Autoriza a suspensão da exigibilidade dos recolhimentos do Fundo de Garantia do Tempo de Serviço – FGTS para os empregadores situados em municípios do Estado do Rio Grande do Sul alcançados por estado de calamidade pública reconhecido pelo Ministério da Integração e do Desenvolvimento Regional.

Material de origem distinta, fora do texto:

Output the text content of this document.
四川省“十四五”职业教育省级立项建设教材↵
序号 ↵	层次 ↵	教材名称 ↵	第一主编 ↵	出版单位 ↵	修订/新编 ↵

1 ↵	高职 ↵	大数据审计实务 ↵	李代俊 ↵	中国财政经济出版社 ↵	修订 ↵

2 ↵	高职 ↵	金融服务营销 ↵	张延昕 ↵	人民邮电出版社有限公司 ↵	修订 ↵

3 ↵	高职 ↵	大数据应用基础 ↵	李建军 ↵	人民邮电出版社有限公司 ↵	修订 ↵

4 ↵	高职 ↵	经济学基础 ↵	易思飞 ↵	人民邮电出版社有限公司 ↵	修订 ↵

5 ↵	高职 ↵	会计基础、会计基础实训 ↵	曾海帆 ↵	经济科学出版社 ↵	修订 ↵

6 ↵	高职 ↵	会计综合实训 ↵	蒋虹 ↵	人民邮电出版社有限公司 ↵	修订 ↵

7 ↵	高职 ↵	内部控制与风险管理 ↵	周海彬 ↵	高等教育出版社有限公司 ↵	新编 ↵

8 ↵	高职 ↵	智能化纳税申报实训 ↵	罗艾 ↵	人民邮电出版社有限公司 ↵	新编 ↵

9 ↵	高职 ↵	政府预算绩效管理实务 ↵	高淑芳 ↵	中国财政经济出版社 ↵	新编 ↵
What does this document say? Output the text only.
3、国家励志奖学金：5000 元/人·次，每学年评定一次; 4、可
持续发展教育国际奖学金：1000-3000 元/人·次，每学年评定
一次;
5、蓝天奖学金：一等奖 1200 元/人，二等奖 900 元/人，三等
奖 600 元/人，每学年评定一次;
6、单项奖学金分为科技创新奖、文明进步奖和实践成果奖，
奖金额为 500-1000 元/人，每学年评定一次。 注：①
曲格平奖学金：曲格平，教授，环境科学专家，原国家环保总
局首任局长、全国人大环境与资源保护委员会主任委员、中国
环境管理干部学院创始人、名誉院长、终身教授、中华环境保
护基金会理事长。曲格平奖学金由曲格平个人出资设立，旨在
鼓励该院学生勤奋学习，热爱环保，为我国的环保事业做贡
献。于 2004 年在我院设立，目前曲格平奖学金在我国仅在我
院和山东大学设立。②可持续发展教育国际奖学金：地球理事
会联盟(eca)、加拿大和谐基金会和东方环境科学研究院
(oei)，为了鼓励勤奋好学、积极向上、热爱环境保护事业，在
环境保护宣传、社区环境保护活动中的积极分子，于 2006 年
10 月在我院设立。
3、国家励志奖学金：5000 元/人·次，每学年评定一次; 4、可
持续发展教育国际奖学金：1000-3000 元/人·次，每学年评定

MINISTRO DE ESTADO DO TRABALHO E EMPREGO, no uso das atribuições que lhe confere o art. 17 da Lei nº 14.437, de 15 de agosto de 2022, e tendo em vista o disposto no inciso XV do art. 46 da Lei nº 14.600, de 19 de junho de 2023, no Decreto do Estado do Rio Grande do Sul nº 57.197, de 15 setembro de 2023, e na Portaria da Secretaria Nacional de Proteção e Defesa Civil do Ministério da Integração e do Desenvolvimento Regional nº 2.852, de 07 de setembro de 2023, bem como o Processo SEI nº 19958.201929/2023-78, resolve:

Art. 1º Fica autorizada a suspensão da exigibilidade dos recolhimentos do Fundo de Garantia do Tempo de Serviço – FGTS, referentes às competências de outubro de 2023 a janeiro de 2024, para os empregadores situados nos seguintes municípios do Estado do Rio Grande do Sul, alcançados por estado de calamidade pública reconhecido pela Portaria nº 2.852, de 07 de setembro de 2023, da Secretaria Nacional de Proteção e Defesa Civil do Ministério da Integração e do Desenvolvimento Regional:

a) Arroio do Meio;

b) Bento Gonçalves;

c) Bom Jesus;

d) Bom Retiro do Sul;

e) Colinas;

f) Cruzeiro do Sul;

g) Dois Lajeados;

h) Encantado;

i) Estrela;

j) Farroupilha;

k) Guaporé;

l) Lajeado;

m) Muçum;

n) Paraí;

o) Roca Sales;

p) Santa Tereza;

q) São Valentim do Sul;

r) Serafina Corrêa;

s) Taquari; e

t) Venâncio Aires.

§ 1º Os depósitos referentes às competências suspensas, serão realizados em até 6 (seis) parcelas, a partir da competência de março de 2024, na data prevista para o recolhimento mensal devido, conforme disposto no caput do art. 15 da Lei nº 8.036, de 11 de maio de 1990.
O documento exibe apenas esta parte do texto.